The works premiered in November at San Francisco’s de Young Museum, where Lee, a native of San Francisco, has been an Artist Fellow for the past year. As a child, Lee attended youth groups and summer programs at the Donaldina Cameron House, a Chinatown community service organization founded in 1874. The Cameron House helped women who were being exploited, and for the last several years, Lee has gone through its archives looking for material for The Escape. The Escape has a cast of 20, including dragon dancers and martial artists, to tell the story of a young girl who is sold, brought to the U.S., and forced into prostitution. Some dancers play the roles of community members at the Cameron House.
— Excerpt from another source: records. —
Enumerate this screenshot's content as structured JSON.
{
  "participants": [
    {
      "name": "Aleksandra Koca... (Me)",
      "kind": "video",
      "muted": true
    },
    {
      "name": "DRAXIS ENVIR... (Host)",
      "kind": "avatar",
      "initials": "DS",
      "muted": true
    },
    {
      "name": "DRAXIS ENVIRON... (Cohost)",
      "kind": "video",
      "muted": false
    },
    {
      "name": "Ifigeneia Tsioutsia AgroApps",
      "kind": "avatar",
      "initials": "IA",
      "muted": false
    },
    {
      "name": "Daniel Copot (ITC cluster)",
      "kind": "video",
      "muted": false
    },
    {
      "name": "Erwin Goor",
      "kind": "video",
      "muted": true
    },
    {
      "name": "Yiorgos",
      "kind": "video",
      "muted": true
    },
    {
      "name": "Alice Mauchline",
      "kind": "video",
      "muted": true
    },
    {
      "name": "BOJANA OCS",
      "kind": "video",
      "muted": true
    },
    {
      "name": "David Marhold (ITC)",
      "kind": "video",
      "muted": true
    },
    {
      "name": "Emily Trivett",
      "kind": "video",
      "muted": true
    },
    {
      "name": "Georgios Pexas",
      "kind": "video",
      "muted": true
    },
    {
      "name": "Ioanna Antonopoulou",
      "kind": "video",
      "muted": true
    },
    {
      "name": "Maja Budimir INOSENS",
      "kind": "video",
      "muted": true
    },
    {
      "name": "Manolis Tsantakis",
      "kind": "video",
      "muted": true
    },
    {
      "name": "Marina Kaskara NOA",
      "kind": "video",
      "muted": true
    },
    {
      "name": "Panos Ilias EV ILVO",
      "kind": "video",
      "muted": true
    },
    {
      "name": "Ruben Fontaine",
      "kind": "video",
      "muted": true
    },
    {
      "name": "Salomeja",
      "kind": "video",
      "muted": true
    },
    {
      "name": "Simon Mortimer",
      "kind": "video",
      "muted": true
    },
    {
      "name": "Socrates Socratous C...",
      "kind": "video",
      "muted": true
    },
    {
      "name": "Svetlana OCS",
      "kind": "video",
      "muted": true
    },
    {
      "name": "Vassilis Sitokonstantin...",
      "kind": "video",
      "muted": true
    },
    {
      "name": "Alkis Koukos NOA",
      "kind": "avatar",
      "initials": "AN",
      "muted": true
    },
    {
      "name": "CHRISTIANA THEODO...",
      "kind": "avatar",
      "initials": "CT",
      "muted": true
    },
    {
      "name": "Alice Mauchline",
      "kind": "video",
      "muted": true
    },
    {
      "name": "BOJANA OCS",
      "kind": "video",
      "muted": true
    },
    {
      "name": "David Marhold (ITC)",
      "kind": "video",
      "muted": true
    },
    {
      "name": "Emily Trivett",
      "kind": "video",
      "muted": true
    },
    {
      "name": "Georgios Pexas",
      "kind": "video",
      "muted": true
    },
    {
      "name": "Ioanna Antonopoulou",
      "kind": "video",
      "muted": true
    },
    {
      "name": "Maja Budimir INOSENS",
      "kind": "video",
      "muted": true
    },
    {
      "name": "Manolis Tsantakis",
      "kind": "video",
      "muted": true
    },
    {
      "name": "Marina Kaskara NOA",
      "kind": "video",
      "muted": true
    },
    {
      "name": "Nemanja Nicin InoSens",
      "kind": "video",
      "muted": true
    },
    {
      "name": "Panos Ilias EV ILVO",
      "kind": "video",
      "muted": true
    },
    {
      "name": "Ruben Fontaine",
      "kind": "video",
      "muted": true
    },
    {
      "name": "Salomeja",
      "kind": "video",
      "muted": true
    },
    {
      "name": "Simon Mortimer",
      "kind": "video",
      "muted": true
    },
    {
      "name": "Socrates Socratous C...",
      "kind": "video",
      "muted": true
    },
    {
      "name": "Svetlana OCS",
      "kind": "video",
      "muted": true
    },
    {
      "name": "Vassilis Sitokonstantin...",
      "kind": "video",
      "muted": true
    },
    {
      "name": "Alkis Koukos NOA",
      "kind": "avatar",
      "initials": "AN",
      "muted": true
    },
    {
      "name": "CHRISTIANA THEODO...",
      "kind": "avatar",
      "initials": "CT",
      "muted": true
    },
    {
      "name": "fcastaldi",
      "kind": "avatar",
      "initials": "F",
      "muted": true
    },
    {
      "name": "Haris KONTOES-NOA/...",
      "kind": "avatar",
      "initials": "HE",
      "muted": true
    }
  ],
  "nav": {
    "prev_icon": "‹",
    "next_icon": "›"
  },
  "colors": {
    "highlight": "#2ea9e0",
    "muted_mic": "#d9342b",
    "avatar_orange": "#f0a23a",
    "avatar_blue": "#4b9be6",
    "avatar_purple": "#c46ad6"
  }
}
“I wanted to do research about what these women had to go through and learn their stories,” Lee said. “I was reading firsthand accounts of what they went through, and it became clear to me this was really modern-day slavery.”

Rescued Memories: New York Stories also deals with human trafficking, in this case telling the story of Bessie Lee, who was brought to New York by a wealthy Chinese couple and ran away when they didn’t pay her. For this piece, Lee went to New York’s Chinatown to shoot video and talked with Bessie Lee’s grandson, the director of the New York Asian Women’s Center. Lee did further research into present-day trafficking, connecting with various shelters and organizations that provide services to these women in San Francisco as well as New York. She hopes to bring awareness to what could be going on with women cooking in restaurants or cleaning rooms in hotels.

“A lot of what Lenora is doing captures how many things are different, but the same,” said Cindy Liou, an attorney with Asian Pacific Islander Legal Outreach, who coordinates the Human Trafficking Project at the San Francisco agency. “Immigrant women suffer disproportionately when it comes to work opportunities.”

In her pieces, Lee shows the complexity of the situation, Liou says.

“People tend to think there’s this dichotomy where someone is either this perfect victim and totally innocent or a bad person because they might have had something to do with prostitution,” Liou said. “There’s this idea that everyone needs to be rescued or that this isn’t an old problem. This is not about rescue—this is tied to a system.”

Presenting a subject like human trafficking through dance makes it more visceral, Liou says. “To have someone visually display what people are going through is very powerful,” she said. “As an attorney, I use a lot of words, and sometimes people don’t want to hear your words.”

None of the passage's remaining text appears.